Having just one bullpen lefty should not be a problem

I am not concerned in the least that the Orioles will begin the season with just one left-hander in the bullpen. First of all, pitchers like Mark Hendrickson, Clay Rapada, Troy Patton and Chris George all may start on the Triple-A staff and will be a phone call away if needed. Also, there is this big reason not to be concerned: The stat sheet says it won't be an issue. Of the six right-handed hurlers in the O's pen, all but Koji Uehara have better statistics either recently and/or in their careers against lefty hitters as opposed to right-handed hitters. Even Koji has decent stats against lefty hitters. Last year, he yielded a batting average against of .263 against lefties and .185 against right-handed batters. In 2009 with the O's, he held right-handed batters to a .266 average and lefties to .273. Kevin Gregg was tougher against lefties last year by a .225 to .248 margin and is better in his career against lefties by a .227 to .252 batting average. Jim Johnson gives up a career average of .253 to lefty batters as opposed to .272 for right. Last year he went .264 to .327 with the better number against lefties.

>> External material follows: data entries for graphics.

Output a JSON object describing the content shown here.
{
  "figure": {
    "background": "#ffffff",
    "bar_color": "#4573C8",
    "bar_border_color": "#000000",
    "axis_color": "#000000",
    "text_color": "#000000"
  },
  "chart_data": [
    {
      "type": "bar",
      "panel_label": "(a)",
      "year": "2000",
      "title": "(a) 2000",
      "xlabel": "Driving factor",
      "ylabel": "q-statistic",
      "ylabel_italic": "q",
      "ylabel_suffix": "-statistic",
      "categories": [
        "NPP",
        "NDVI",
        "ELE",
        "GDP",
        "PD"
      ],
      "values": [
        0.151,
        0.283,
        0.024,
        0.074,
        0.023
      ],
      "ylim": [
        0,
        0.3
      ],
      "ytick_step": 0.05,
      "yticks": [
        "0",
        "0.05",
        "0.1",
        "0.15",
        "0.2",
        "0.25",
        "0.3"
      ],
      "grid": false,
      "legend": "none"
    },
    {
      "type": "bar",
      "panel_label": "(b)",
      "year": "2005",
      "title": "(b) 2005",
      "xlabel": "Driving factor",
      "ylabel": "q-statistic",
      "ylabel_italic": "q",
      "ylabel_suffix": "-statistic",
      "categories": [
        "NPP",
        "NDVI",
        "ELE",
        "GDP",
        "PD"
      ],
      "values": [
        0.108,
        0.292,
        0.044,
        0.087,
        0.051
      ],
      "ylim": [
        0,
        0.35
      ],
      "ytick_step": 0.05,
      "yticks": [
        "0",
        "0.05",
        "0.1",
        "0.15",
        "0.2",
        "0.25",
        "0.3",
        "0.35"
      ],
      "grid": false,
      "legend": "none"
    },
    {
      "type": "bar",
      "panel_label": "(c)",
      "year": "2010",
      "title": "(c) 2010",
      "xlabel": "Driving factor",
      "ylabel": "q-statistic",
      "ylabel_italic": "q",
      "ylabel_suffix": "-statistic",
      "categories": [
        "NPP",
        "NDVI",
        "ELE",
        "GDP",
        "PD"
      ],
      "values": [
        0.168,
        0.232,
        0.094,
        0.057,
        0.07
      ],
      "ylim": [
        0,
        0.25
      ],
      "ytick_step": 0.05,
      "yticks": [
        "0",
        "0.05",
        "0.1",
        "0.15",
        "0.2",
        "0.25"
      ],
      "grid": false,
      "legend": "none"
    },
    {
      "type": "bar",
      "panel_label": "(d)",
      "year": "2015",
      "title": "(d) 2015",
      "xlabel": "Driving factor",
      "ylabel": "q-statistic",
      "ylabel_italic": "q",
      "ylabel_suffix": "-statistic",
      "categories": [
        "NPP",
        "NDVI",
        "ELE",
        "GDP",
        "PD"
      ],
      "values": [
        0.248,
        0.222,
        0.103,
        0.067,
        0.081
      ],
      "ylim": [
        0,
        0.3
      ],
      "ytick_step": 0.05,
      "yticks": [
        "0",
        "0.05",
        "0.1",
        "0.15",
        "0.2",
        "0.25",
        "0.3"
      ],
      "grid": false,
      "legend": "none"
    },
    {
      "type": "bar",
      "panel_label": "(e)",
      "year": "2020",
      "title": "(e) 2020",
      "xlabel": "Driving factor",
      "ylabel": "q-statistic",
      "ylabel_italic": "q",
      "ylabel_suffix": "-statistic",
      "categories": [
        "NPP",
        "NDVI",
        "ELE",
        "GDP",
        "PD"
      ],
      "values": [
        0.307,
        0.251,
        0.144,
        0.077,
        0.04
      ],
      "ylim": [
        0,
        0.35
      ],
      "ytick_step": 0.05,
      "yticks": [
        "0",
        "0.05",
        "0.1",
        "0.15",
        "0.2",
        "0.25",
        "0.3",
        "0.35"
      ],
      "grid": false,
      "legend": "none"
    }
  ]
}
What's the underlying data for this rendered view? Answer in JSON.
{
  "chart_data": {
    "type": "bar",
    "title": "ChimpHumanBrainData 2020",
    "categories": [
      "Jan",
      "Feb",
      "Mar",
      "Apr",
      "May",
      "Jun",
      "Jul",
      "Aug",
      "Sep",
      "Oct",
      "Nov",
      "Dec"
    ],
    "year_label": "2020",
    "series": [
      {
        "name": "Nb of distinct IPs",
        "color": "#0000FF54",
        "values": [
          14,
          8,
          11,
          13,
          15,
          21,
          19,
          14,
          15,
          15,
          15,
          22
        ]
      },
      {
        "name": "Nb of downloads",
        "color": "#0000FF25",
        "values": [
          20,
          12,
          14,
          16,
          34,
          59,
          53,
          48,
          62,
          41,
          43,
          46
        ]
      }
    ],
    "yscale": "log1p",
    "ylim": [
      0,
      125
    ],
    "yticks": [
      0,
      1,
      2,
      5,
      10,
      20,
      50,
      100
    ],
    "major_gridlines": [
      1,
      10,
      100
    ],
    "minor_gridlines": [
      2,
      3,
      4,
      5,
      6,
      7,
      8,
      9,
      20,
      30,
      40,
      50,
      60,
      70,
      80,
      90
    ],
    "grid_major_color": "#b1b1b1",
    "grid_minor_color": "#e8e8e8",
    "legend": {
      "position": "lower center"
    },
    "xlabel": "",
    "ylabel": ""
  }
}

In his career, Jeremy Accardo is much better against left-handed batters, who have hit just .205 with an OPS of .571 against him, while righty batters hit .294 against him. Jason Berken was better against lefties last year by a .253 to .279 margin. Josh Rupe pitched just 9 2/3 innings in the majors last season with Kansas City. In that small sample, lefties hit .278 against him and righties batted. 391. Rupe's Triple-A numbers last year at Omaha were good overall and very good against lefty hitters. On the season in 2010, Rupe went 2-4 with an ERA of 2.92 over 52 1/3 minor league innings. He also had an amazing 3.74 ground-to-air ratio last summer at Omaha, by the way. Left-handed batters hit just .191 at Omaha against Rupe in 2010, while right-handed batters hit .288. In his major league career, which spans 142 1/3 innings, Rupe has an average against of .290 against lefty batters to .297 for right-handed hitters. That is a load of stats, but you get the point. These right-handed bullpen pitchers can handle themselves vs. left-handed batters. This could bode well if the O's choose to go for a long stretch with just the one lefty, Mike Gonzalez, in that pen.